Nach dem Siege über Napoleon wurden die paar militärischen Reformer alsbald zum Teufel gejagt, und König- wie Junkertum setzten ihre ganze Kraft daran, alle volkstümlichen Elemente aus der Heeresverfassung zu entfernen und diese in ihren vorjenaischen Stand zurückzuführen. Es galt nunmehr wieder die Disziplin der Entnervung bis in ihre letzten Konsequenzen durchzuführen, den Soldaten wehr- und willenlos gegenüber seinen Vorgesetzten zu machen, den Ungehorsam selbst gegen wahnsinnige Befehlshaber mit lebenslänglichem Zuchthause zu strafen, das Schießen auf Vater und Mutter je nach dem Befehle des Kriegsherrn als ehrenvolle Soldatenpflicht zu erklären. Freilich so ungeniert, wie in den Tagen vor Jena, ließen sich diese Zustände nicht wiederherstellen, zumal da doch auch die holde Mär vom „Volke in Waffen" aufrechterhalten werden musste. So wagte man den Stock nicht wieder in seine altpreußische Herrlichkeit einzusetzen, aber da alle Voraussetzungen dieser Herrlichkeit von neuem gegeben waren, so fand sich der unheimliche Gast auch ungebeten ein.
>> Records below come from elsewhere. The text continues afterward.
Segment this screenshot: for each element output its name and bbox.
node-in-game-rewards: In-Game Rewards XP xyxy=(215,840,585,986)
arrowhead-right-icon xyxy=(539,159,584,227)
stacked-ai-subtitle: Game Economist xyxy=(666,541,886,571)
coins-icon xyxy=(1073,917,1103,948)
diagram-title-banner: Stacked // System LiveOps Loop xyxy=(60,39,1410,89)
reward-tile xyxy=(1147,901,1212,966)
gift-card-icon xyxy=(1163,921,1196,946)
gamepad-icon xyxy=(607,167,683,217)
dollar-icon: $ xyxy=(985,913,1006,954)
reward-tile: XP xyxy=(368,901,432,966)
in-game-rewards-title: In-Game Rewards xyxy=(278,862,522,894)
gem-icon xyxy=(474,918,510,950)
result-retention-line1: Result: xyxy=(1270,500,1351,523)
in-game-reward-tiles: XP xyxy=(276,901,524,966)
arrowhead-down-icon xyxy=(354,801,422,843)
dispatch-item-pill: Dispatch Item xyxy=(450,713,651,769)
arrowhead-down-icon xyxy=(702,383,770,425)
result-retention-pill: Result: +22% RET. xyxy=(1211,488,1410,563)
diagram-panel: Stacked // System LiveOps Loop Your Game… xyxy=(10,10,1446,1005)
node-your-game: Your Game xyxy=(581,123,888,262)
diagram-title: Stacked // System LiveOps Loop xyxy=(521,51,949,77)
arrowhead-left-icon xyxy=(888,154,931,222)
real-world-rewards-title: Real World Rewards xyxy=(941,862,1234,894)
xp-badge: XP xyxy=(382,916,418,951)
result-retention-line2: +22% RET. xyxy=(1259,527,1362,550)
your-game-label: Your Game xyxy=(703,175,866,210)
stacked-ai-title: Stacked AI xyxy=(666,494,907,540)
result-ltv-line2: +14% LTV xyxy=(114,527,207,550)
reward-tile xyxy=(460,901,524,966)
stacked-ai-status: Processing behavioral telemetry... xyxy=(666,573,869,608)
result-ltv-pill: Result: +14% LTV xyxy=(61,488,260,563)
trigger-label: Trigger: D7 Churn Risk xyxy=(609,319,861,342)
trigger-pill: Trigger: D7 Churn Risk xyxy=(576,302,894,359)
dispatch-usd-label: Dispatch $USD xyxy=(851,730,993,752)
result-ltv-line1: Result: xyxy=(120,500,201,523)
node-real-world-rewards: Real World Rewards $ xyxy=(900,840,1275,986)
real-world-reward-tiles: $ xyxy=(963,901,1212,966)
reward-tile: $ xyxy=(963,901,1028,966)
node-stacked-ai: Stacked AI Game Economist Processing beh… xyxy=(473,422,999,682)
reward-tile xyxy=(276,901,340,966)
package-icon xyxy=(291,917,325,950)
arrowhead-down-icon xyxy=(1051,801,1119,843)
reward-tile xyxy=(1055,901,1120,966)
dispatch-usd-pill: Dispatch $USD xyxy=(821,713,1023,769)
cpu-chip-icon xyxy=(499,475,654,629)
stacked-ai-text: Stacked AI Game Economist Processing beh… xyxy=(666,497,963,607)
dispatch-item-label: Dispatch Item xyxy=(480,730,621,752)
Aus dieser Sachlage zieht nun der preußische Kriegsminister seine sonderbaren Schlussfolgerungen. Will er der Sozialdemokratie beweisen, dass die Heeresverwaltung nach Kräften die Soldatenmisshandlungen auszurotten sucht, so rennt er offene Türen ein; die Sozialdemokratie ist überzeugt, dass der heutige Militarismus gern diese Frucht los wäre, an der sein abschreckendes Wesen am ehesten erkannt werden kann, und hat nie etwas anderes behauptet.

Will Herr v. Falkenhayn aber nur der patriotischen Welt beweisen, dass er und seine Offiziere die äußerste Kraft daransetzen, die Soldatenmisshandlungen auszurotten, ohne dass sie doch trotz ihrer schrankenlosen Machtvollkommenheit ihr anerkennenswertes Ziel erreichen, so kann der Militarismus sich selber nicht wirksamer anklagen.

gez.: F. M.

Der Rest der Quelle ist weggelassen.